Raquel olhou para ela com a frase "tá zoando, né?!" estampada no olhar.
— Então, mulher, cachaça anda grudando conhecimento na cabeça de gente. Só pode! Pois vô começar a beber é já!
— Larga de ser exagerada — as duas se afastaram e foram em direção à sala.— E outra: eu acho que o pessoal todo também anda exagerando quando fala desse menino.
— Por quê?
— Ora por quê! — Tássia jogou sua mochila em uma carteira na terceira fileira, ao lado de onde sabia estar as coisas de Fernando e as de Hilton. — Porque não é possível que alguém que "só vive bêbado", como todo mundo diz, consiga um desempenho desse no simulado. Tem alguma coisa muito mal contada nessa história, isso sim. Pessoal se baseia em boato de WhatsApp e acaba com a vida das pessoas.
— Tá, eu até que concordo com tua prosa. Mas — sentou-se na carteira logo atrás da de Tássia, apesar de toda aquela fileira estar com placas de "não sentar" — onde tem fumaça tem fogo. Alguma coisa tem de ser verdade.
Hilton se aproximou das duas já com uma opinião na ponta da língua.
— O bofe era um tesouro na escola dele, faladoras! Estudar ele estuda. Aquele monte de reportagem sobre ele não ia mentir, né, suas loucas?
— Tá — Raquel cruzou os braços. — Tudo bem. Mas tu tem que admitir que alguma coisa deve ter rolado. As fotos antigas dele são tão calminhas, só paisagem, desenhos...
— Hum, safadinha! Tu já foi stalkear o Instagram do bofe, mana? Te apruma, mermã!
Raquel ficou um pimentão, Mesmo assim, não perdeu a pose.
— Eu vou fazer CFO, esqueceu? Preciso treinar minhas habilidades investigativas.
— Hum, eu sei muito bem o que tu quer treinar...
A garota ia dizer algo quando Tássia pigarreou e olhou para a última porta, na parte mais alta da sala. De repente, todos silenciaram e, como em um gesto ensaiado, se viraram para acompanhar enquanto Breno entrava. Calça jeans, moletom, óculos escuros, máscara toda preta, boné virado pra trás, o garoto entrou e logo tratou de sentar na primeira cadeira que viu pela frente. Quando acomodado, baixou a cabeça e começou a mexer no celular.
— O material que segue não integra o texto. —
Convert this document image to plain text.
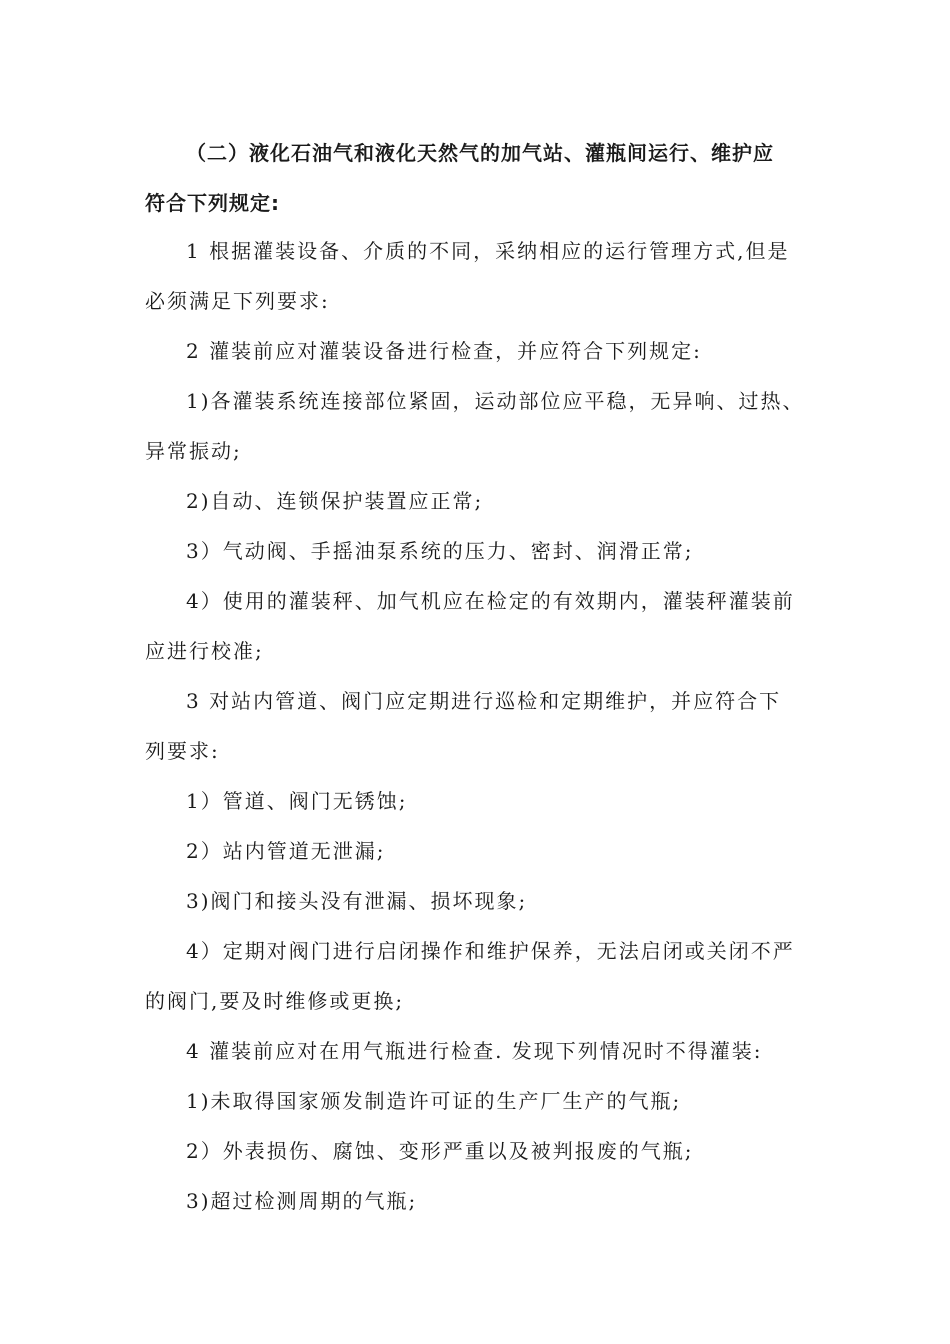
（二）液化石油气和液化天然气的加气站、灌瓶间运行、维护应
符合下列规定:
1 根据灌装设备、介质的不同，采纳相应的运行管理方式,但是
必须满足下列要求:
2 灌装前应对灌装设备进行检查，并应符合下列规定:
1)各灌装系统连接部位紧固，运动部位应平稳，无异响、过热、
异常振动;
2)自动、连锁保护装置应正常;
3）气动阀、手摇油泵系统的压力、密封、润滑正常;
4）使用的灌装秤、加气机应在检定的有效期内，灌装秤灌装前
应进行校准;
3 对站内管道、阀门应定期进行巡检和定期维护，并应符合下
列要求:
1）管道、阀门无锈蚀;
2）站内管道无泄漏;
3)阀门和接头没有泄漏、损坏现象;
4）定期对阀门进行启闭操作和维护保养，无法启闭或关闭不严
的阀门,要及时维修或更换;
4 灌装前应对在用气瓶进行检查. 发现下列情况时不得灌装:
1)未取得国家颁发制造许可证的生产厂生产的气瓶;
2）外表损伤、腐蚀、变形严重以及被判报废的气瓶;
3)超过检测周期的气瓶;
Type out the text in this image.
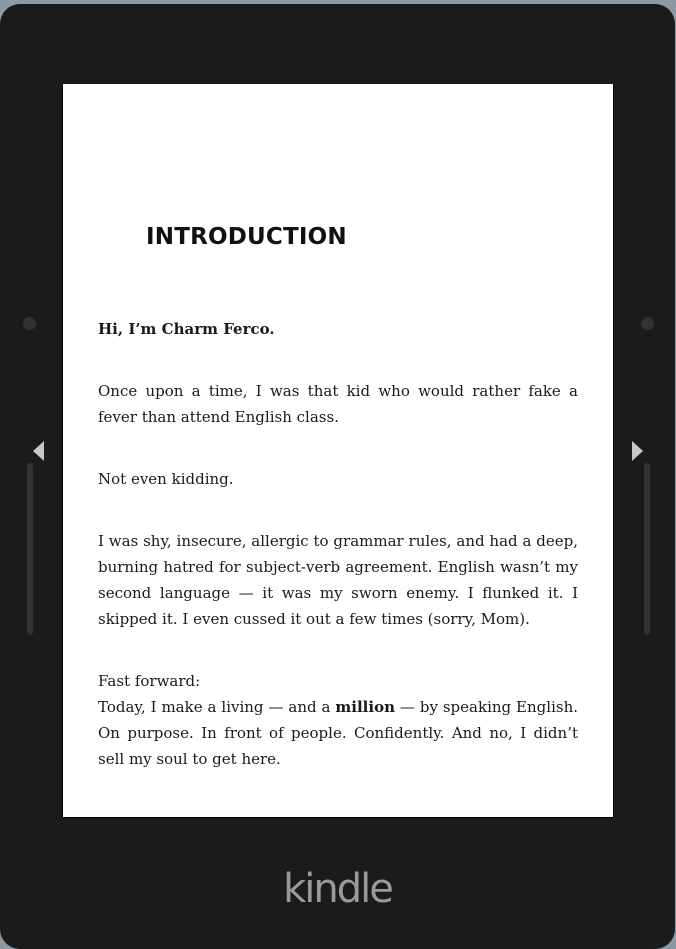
INTRODUCTION

Hi, I’m Charm Ferco.

Once upon a time, I was that kid who would rather fake a fever than attend English class.

Not even kidding.

I was shy, insecure, allergic to grammar rules, and had a deep, burning hatred for subject-verb agreement. English wasn’t my second language — it was my sworn enemy. I flunked it. I skipped it. I even cussed it out a few times (sorry, Mom).

Fast forward:

Today, I make a living — and a million — by speaking English. On purpose. In front of people. Confidently. And no, I didn’t sell my soul to get here.

kindle
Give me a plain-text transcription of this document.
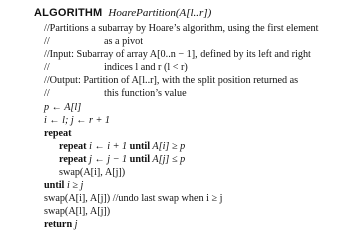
ALGORITHM HoarePartition(A[l..r])
//Partitions a subarray by Hoare’s algorithm, using the first element
//	as a pivot
//Input: Subarray of array A[0..n − 1], defined by its left and right
//	indices l and r (l < r)
//Output: Partition of A[l..r], with the split position returned as
//	this function’s value
p ← A[l]
i ← l; j ← r + 1
repeat
repeat i ← i + 1 until A[i] ≥ p
repeat j ← j − 1 until A[j] ≤ p
swap(A[i], A[j])
until i ≥ j
swap(A[i], A[j]) //undo last swap when i ≥ j
swap(A[l], A[j])
return j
— Minha Santa, o bicho é gato até acabado de sono, veja só que belezura!
O peteleco na orelha de Hilton fez o garoto gemer. Fernando se sentou ao lado do namorado com um sorriso brincalhão no rosto.
— Sossega teu facho, Ton Ton.
— Tu também disse que achava ele gato, chuchu! — Hilton provocou.
— Sim, eu disse mesmo. Mas daí pra ficar praticamente secando o menino a cada vez que ele aparece...
Raquel sorriu.
— Ôxi, pois eu olho é mesmo! — virou ainda mais para trás e apoiou o queixo na mão. — Pra limpar a vista.
A atenção de Tássia, contudo, começou a se distanciar da conversa dos três. Enquanto observava o novato, pensou nas suposições levantadas sobre a vida de Breno. Não confessara para ninguém, talvez nem mesmo para si, mas ficou encantada com o modo como ele havia conseguido conciliar os estudos com a vida de atleta. Ela nunca teria pensado em manter duas rotinas assim. Tanto é que, ao tentar conciliar estudo e namoro, o resultado foi uma nota vergonhoso no simulado de Física. Olhou Breno passar a mão pela nuca. A manga do moletom abaixou um pouco e ela viu parte de uma tatuagem.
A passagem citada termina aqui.